Copilot is the name of the AI, which can be invoked by clicking its icon on the taskbar, then it pops up in a side panel, ready to assist with whatever it is you happen to be doing.
Or, in the usual style, you can simply ask the AI questions. Such as how you can adjust your system to focus on getting some work done, an example Microsoft gives, in reply to which Copilot suggests using Windows 11's focus timer feature and switching to the operating system's dark theme.

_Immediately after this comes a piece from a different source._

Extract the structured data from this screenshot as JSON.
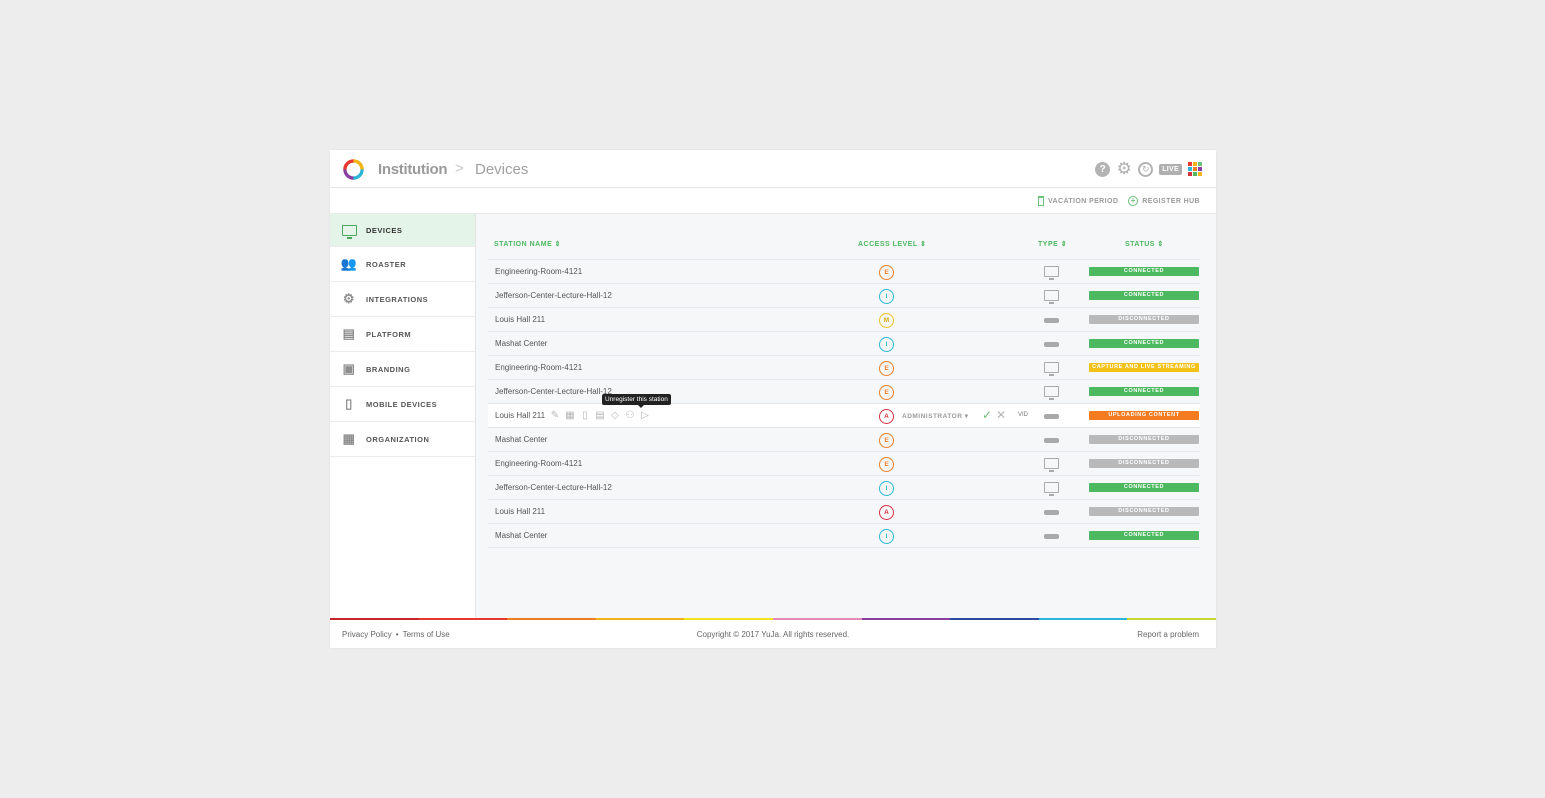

The AI goes further than mere suggestions, though, and then offers to actually turn on the relevant features for you - assuming you respond in the affirmative, they're immediately brought into play.
Copilot can perform a bunch of other tricks. Select a document file, say, a business plan, and you can get the AI to summarize it for you there and then.
Copy some text from a document, and rather than just simply pasting it, you can have the AI rewrite it before dropping the text into something else.
Chuck in a bunch of plug-ins for Copilot, including Bing (of course) and ChatGPT, and you have what seems like a pretty potent infusion of AI chops for Windows 11.
Copilot could be great - or not-so-great
Looking at the presentation material - see the above YouTube clip - Copilot does seem genuinely useful and slick, particularly for those who aren't so familiar with the ins-and-outs of Windows.
The reality, of course, could well be different from the marketing bumph, and that's where Microsoft needs to be careful. With AI's capacity to make mistakes, what we don't want to see is not-so-helpful recommendations that the less tech-savvy might take to heart, ending up with features unnecessarily turned on.
Or more dangerously, suggestions from Copilot that tread the line between help and advertising, something we've seen quite a bit of in testing from Microsoft of late - and in some cases, with the release version of Windows 11. We're talking about 'badging' Start menu recommendations primarily, prodding you to use OneDrive for backups, or to set up a Microsoft account.
It'll be intriguing to try Copilot, of course, and we won't have to wait all that long, at least not to experience the AI in testing. Microsoft plans to make Windows Copilot available in preview builds of Windows 11 in June, so that could mean we see this feature land for release later in 2023 (with the big 23H2 update, perhaps).
Mind you, with the amount of testing needed in this case, we wouldn't bank on it. Bringing AI fully into Windows 11 is a big gambit for Microsoft, and not one the software giant can afford to get wrong. First impressions are very much going to last, and doubtless lessons will have (hopefully) been learned from the launch of Bing AI, complete with the chatbot misfiring spectacularly in some cases.